Men's Health - 10 Steps to Be a Better Father

Not being a father myself, I can't really tell you too much about that most important role a man may ever play in his life, but it seems Men's Health can. Based on my limited knowledge about parenting (having come from pretty lousy parents), this seems like good advice. Not all of it is profound (like not dancing, or not riding amusement park rides [I disagree with this one, depending on the age of the child]) but some of this is important.

Being Christmas and all, the best gift we ever give our kids is being loving, caring, nurturing, and open parents -- every day of the year.

10 Steps to Be a Better Father

I have found the fundamental laws of fatherhood.
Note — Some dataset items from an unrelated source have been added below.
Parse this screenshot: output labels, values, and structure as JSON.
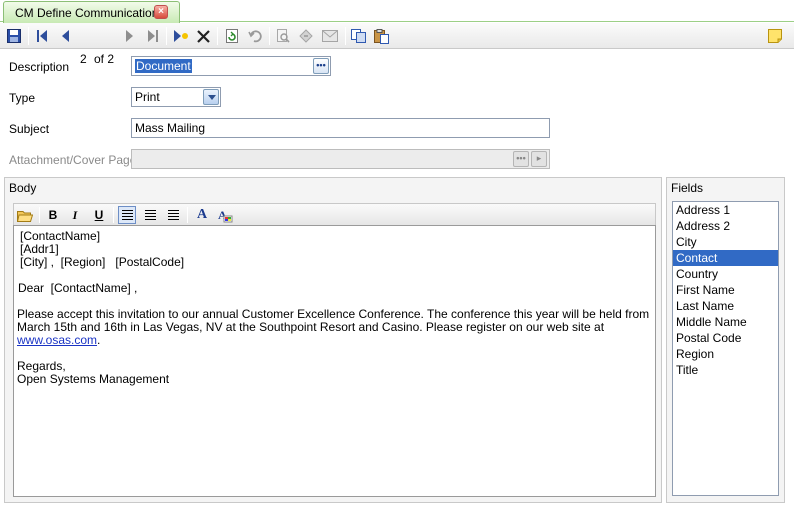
{
  "tab": {
    "title": "CM Define Communications"
  },
  "toolbar": {
    "record_current": "2",
    "record_of": "of 2"
  },
  "form": {
    "description": {
      "label": "Description",
      "value": "Document"
    },
    "type": {
      "label": "Type",
      "value": "Print"
    },
    "subject": {
      "label": "Subject",
      "value": "Mass Mailing"
    },
    "attachment": {
      "label": "Attachment/Cover Page",
      "value": ""
    }
  },
  "body_group": {
    "title": "Body",
    "content": {
      "line1": "[ContactName]",
      "line2": "[Addr1]",
      "line3": "[City] ,  [Region]   [PostalCode]",
      "greeting": "Dear  [ContactName] ,",
      "paragraph": "Please accept this invitation to our annual Customer Excellence Conference. The conference this year will be held from March 15th and 16th in Las Vegas, NV at the Southpoint Resort and Casino. Please register on our web site at ",
      "link": "www.osas.com",
      "period": ".",
      "regards": "Regards,",
      "signature": "Open Systems Management"
    }
  },
  "fields_group": {
    "title": "Fields",
    "items": [
      "Address 1",
      "Address 2",
      "City",
      "Contact",
      "Country",
      "First Name",
      "Last Name",
      "Middle Name",
      "Postal Code",
      "Region",
      "Title"
    ],
    "selected": "Contact"
  },
  "colors": {
    "selection": "#316ac5",
    "tab_green": "#c8eab4",
    "link": "#1a33c4"
  }
}
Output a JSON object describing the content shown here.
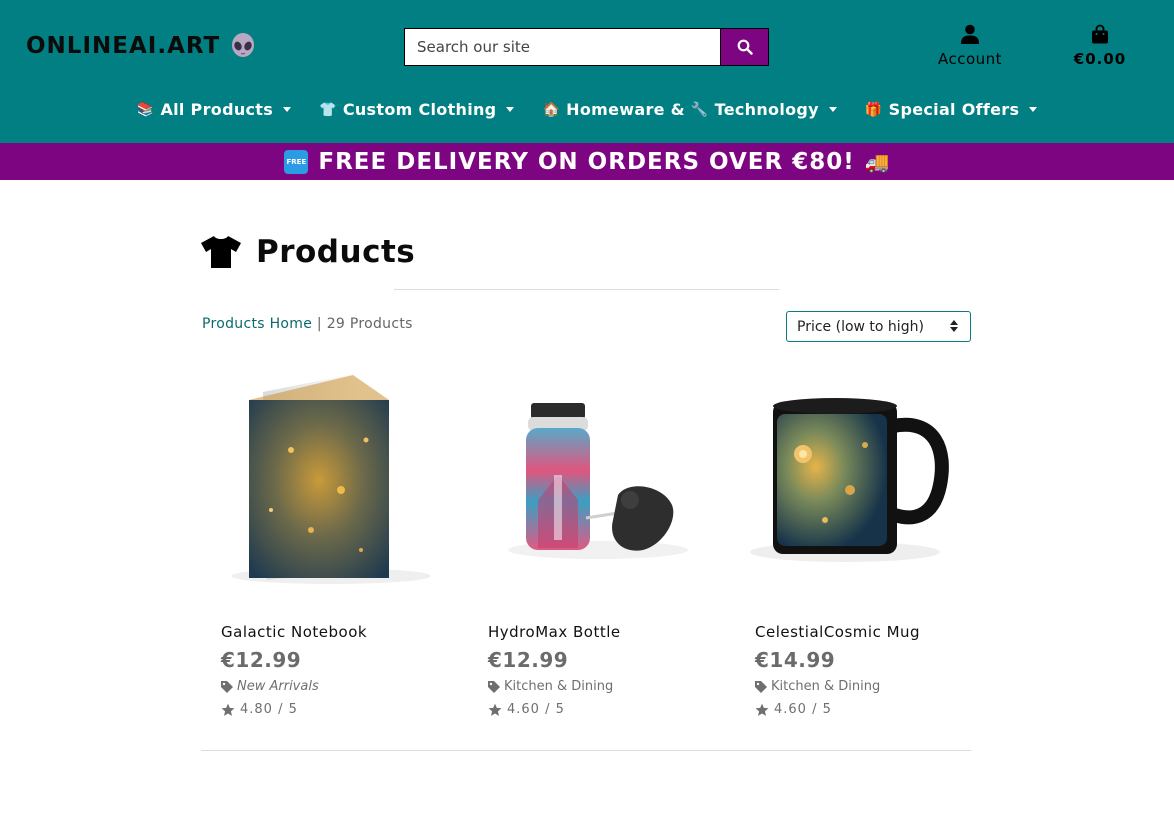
{
  "header": {
    "logo_text": "ONLINEAI.ART",
    "logo_icon": "alien-icon",
    "search_placeholder": "Search our site",
    "account_label": "Account",
    "cart_total": "€0.00"
  },
  "nav": {
    "items": [
      {
        "emoji": "📚",
        "label": "All Products"
      },
      {
        "emoji": "👕",
        "label": "Custom Clothing"
      },
      {
        "emoji": "🏠",
        "label": "Homeware &"
      },
      {
        "emoji": "🔧",
        "label": "Technology"
      },
      {
        "emoji": "🎁",
        "label": "Special Offers"
      }
    ]
  },
  "banner": {
    "badge": "FREE",
    "text": "FREE DELIVERY ON ORDERS OVER €80!",
    "truck_emoji": "🚚"
  },
  "page": {
    "title": "Products",
    "breadcrumb_link": "Products Home",
    "separator": " | ",
    "count_text": "29 Products",
    "sort_selected": "Price (low to high)"
  },
  "products": [
    {
      "name": "Galactic Notebook",
      "price": "€12.99",
      "category": "New Arrivals",
      "rating": "4.80 / 5"
    },
    {
      "name": "HydroMax Bottle",
      "price": "€12.99",
      "category": "Kitchen & Dining",
      "rating": "4.60 / 5"
    },
    {
      "name": "CelestialCosmic Mug",
      "price": "€14.99",
      "category": "Kitchen & Dining",
      "rating": "4.60 / 5"
    }
  ],
  "colors": {
    "header_bg": "#017f82",
    "accent_purple": "#7e0582",
    "link_teal": "#0a6a6c"
  }
}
Skeptics said it couldn’t be done. Fatherhood is too complicated, they cried, to be reduced to capsule form. But the complexity only added intrigue to my search for guiding principles. After all the emotion, all the yelling, all the laughter, I have distilled the duties and demands down to a decade of Daddy dicta. Herewith, on behalf of all God’s children and the men who love them, the Ten Commandments of Dad.
Follow the links to read each item.

I liked this piece of advice:
The kids ought to know what the old man would think about this or that. You are the anvil on which they hammer out their deal with the world. Be a presence in their lives—and their minds.
And this one, because it's one my father never did -- learning to say "I don't know" or "I was wrong" or "I'm sorry" are some of the greatest skills a man can learn.
I told you, fatherhood is complicated. Don’t be so big that you suck all the air out of the room. Give your kids a little space to move around in, to test their thoughts and strengths. Take a back seat, figuratively speaking, three or four times a week. Say, "Maybe." Say, "I don’t know." Now and then, tell the kids you’re sorry. There are plenty of things to apologize for: anger, inattention, bad career planning, lack of whatever. Mean it. Be sorry.